Sep. 19, 2009
Indiscretion of an American Wife (1953)
Grade: 76/100

Director: Vittorio De Sica
Stars: Jennifer Jones, Montgomery Clift, Dick Beymer

How I felt about it. Here is a curiosity: an English language movie featuring two American movie stars, funded by an American producer, but set in Italy and filmed by a leading Italian director. It exists in two versions: the 90 minute Stazione Termini with Italian subtitles, and the 63 minute Indiscretion of an American Wife, distributed in America.

The movie was the brainchild of David O. Selznick, the mogul who had famously made Gone With the Wind and Rebecca in 1939 and 1940. In the dozen-plus years since, Selznick became the manager of Jennifer Jones, formerly Phyllis Isley and the wife of actor Robert Walker. Selznick placed Jones into the lead role in The Song of Bernadette, a wonderful 1943 film that transformed her into a moviestar. More successful films followed, most of them produced by Selznick and all made as vehicles for the radiant Jones. Jones divorced Walker in 1945, but Selznick delayed his divorce until 1949, presumably for financial reasons. Selznick and Jones then married, and he continued to closely oversee her film career until it flagged in the late 1950s.

Indiscretion of an American Wife is about a woman (Jones) visiting relations in Italy. She falls under the spell of an intense young man (Clift). She must choose between him and her present life as wife and mother. This is also a choice between affluence and poverty, since Clift has nothing to offer her except romantic promises.

Jones was ideal as a romantic lead, although she projected such seriousness that her films tended to be tragedies. In the present movie, she was perhaps unfortunately paired with Montgomery Clift, an actor even more serious than herself. But he was a red-hot property after A Place in the Sun, and Italian neo-realist director Vittorio De Sica was highly regarded following The Bicycle Thief and Umberto D. This combination of leads and director resulted in a duly high quality, but unsurprisingly depressing movie, so slow and sad that it is difficult to watch, much less enjoy.

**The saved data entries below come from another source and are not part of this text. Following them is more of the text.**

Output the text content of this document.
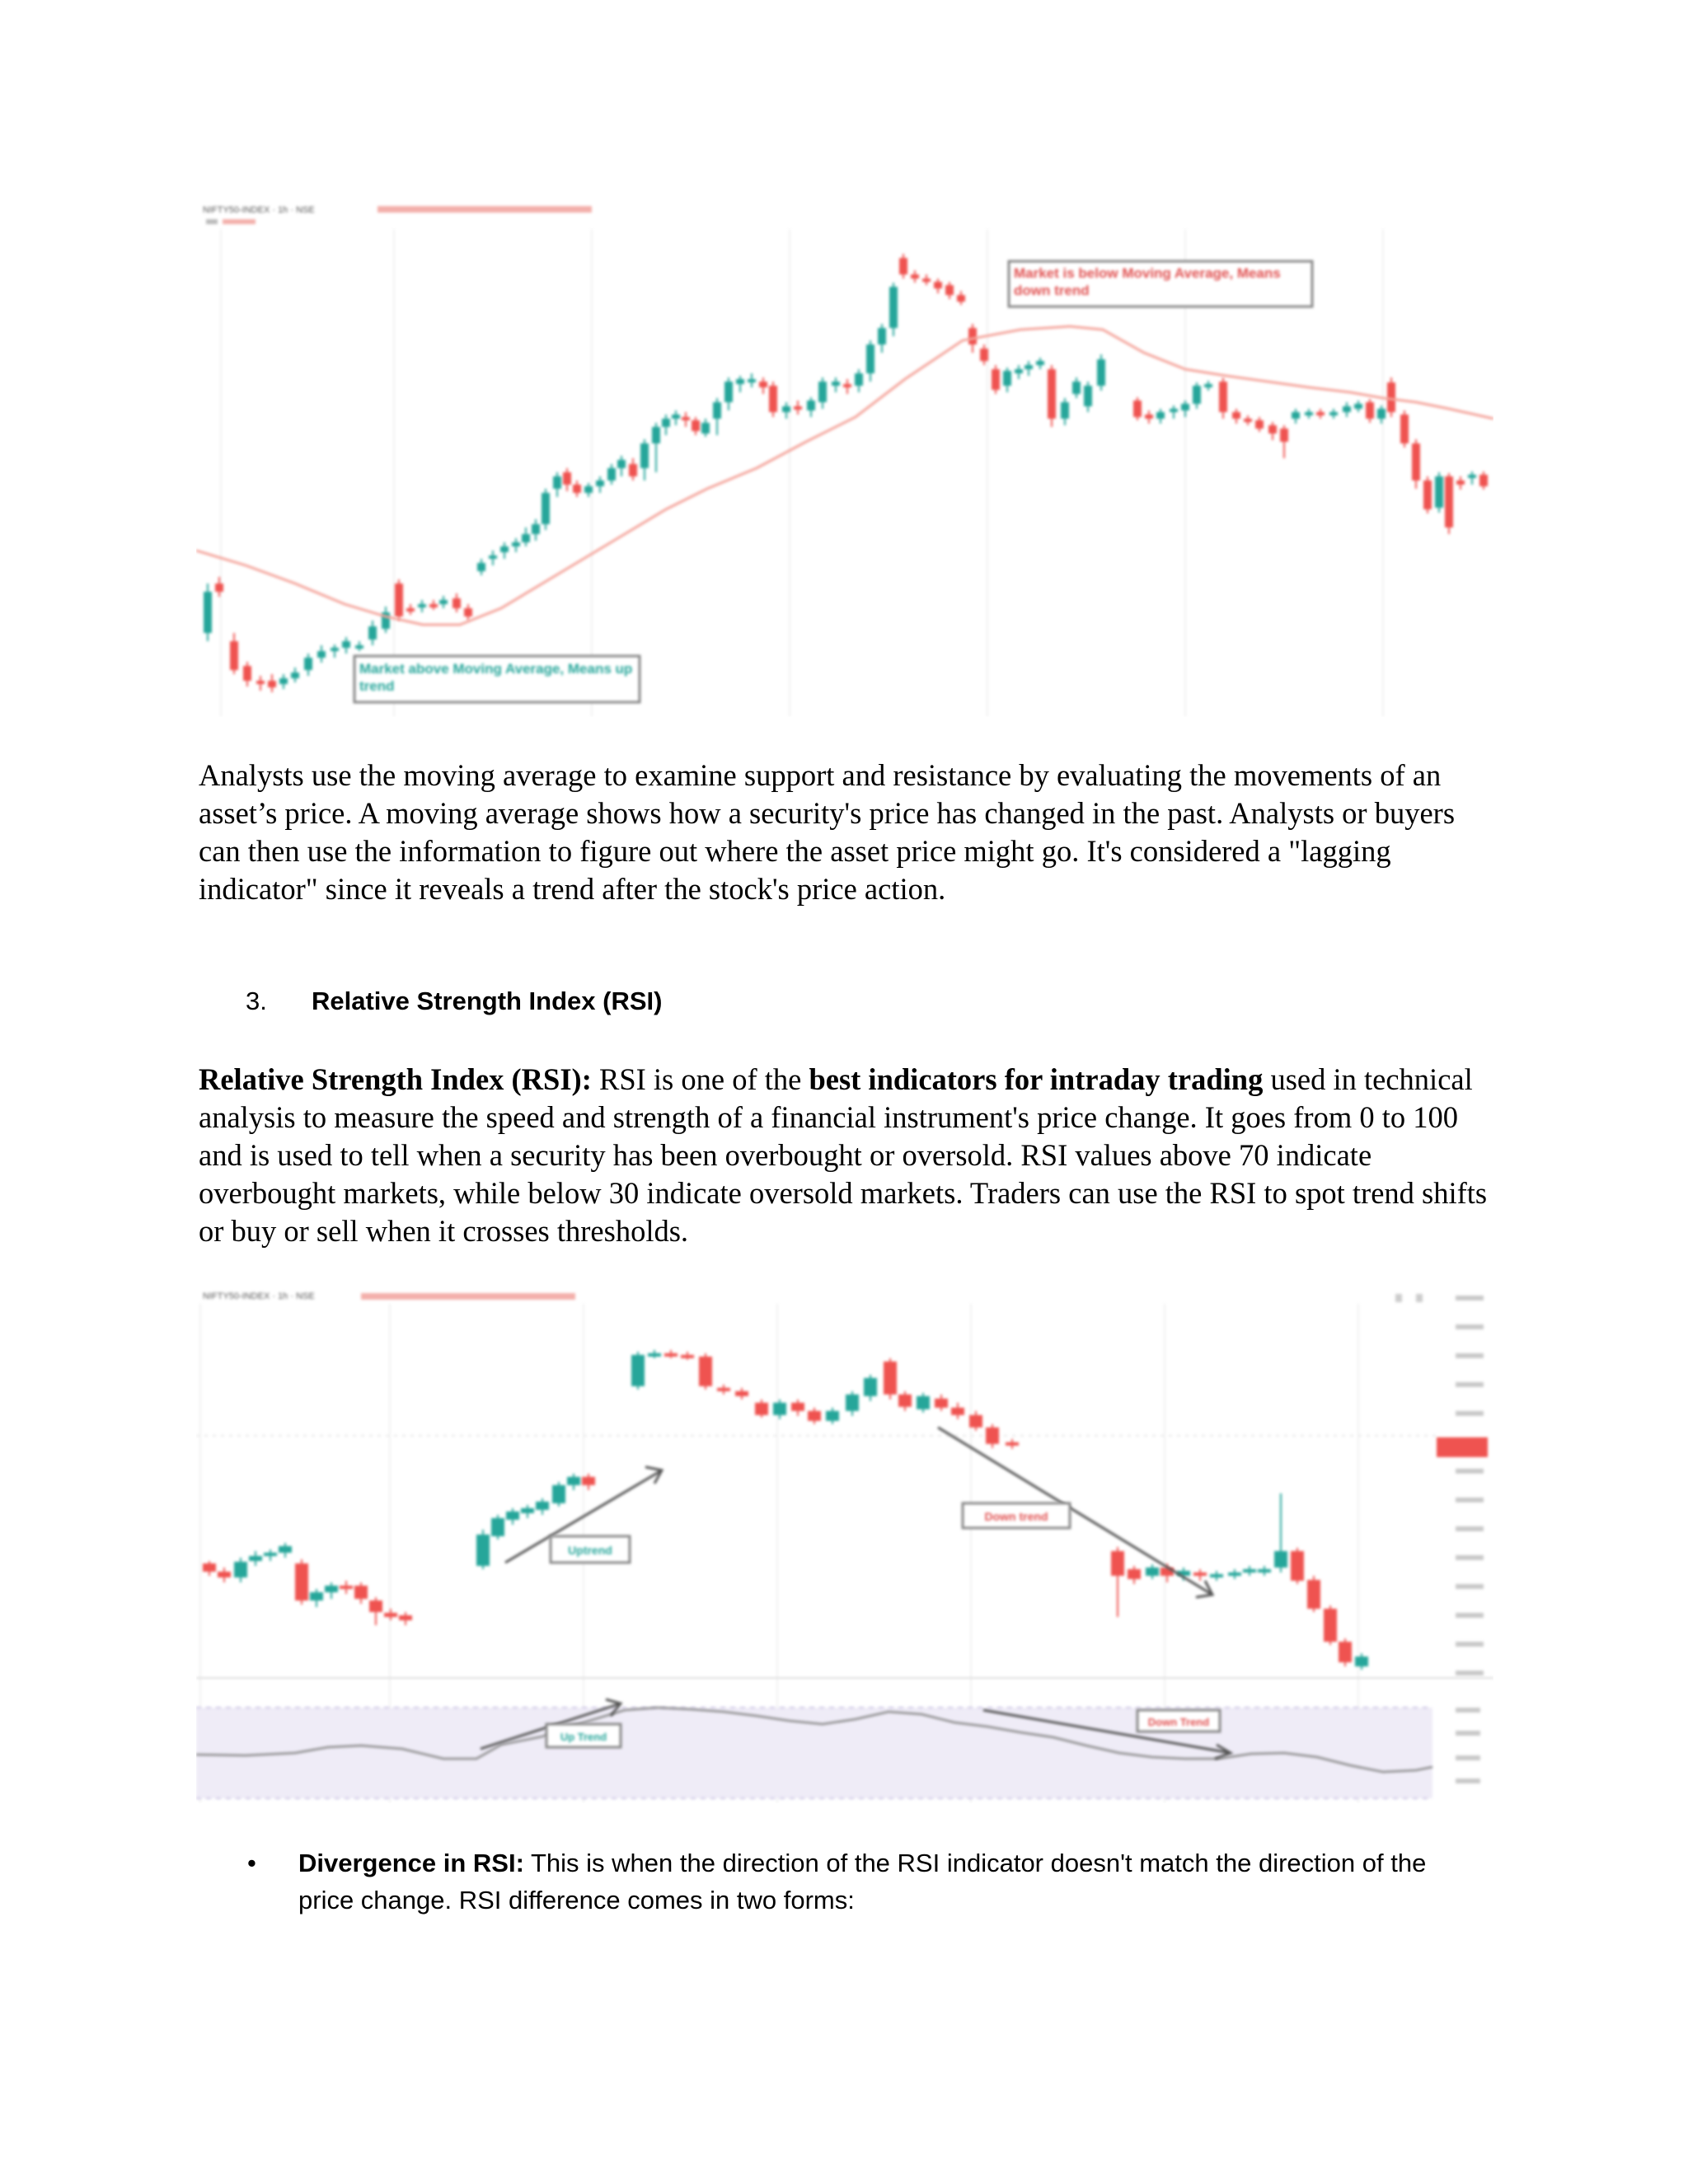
NIFTY50-INDEX · 1h · NSE
Market is below Moving Average, Means down trend
Market above Moving Average, Means up trend

Analysts use the moving average to examine support and resistance by evaluating the movements of an asset’s price. A moving average shows how a security's price has changed in the past. Analysts or buyers can then use the information to figure out where the asset price might go. It's considered a "lagging indicator" since it reveals a trend after the stock's price action.

3. Relative Strength Index (RSI)

Relative Strength Index (RSI): RSI is one of the best indicators for intraday trading used in technical analysis to measure the speed and strength of a financial instrument's price change. It goes from 0 to 100 and is used to tell when a security has been overbought or oversold. RSI values above 70 indicate overbought markets, while below 30 indicate oversold markets. Traders can use the RSI to spot trend shifts or buy or sell when it crosses thresholds.

NIFTY50-INDEX · 1h · NSE
Uptrend
Down trend
Up Trend
Down Trend
•	Divergence in RSI: This is when the direction of the RSI indicator doesn't match the direction of the price change. RSI difference comes in two forms:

Naturally, Selznick has been vilified for slashing nearly a third of the running time from De Sica's cut. I have not seen the director's version (available on the Criterion video release) but apparently it focused too much on supporting Italian characters at the expense of Jennifer Jones, whose lovely visage was certainly of greatest interest to Selznick. The film's title was changed for similar reasons. The De Sica version was filmed in real time, then in vogue because of High Noon.

Jones comes off well, coming to the aid of an ill third class passenger burdened with three small children and a fourth that is on the way. In De Sica fashion, the peasant bears her burdens nobly. Her husband is gracious and the children are well behaved. The only jerk here is Clift, who wants to remove Jones from her comfortable (albeit mildly disappointing) married life to live with her in a workman's villa that lacks running water. She would likely lose contact with her young daughter, and Clift is already admitting that he will physically abuse her. But it is his intensity, however misguided, that is compelling to Jones.

Indiscretion of an American Wife is also interesting for the presence of young teenager Richard Beymer, who later played Tony in the blockbuster West Side Story. Beymer's character is a nephew to Jones, but he has an emotional attachment to her that compares with a schoolboy crush on a teacher.

Truman Capote, best known for In Cold Blood, is credited as a dialogue writer. It was his first film credit, and Selznick must have been pleased, since he also served as a writer on Jones' next film project, Beat the Devil.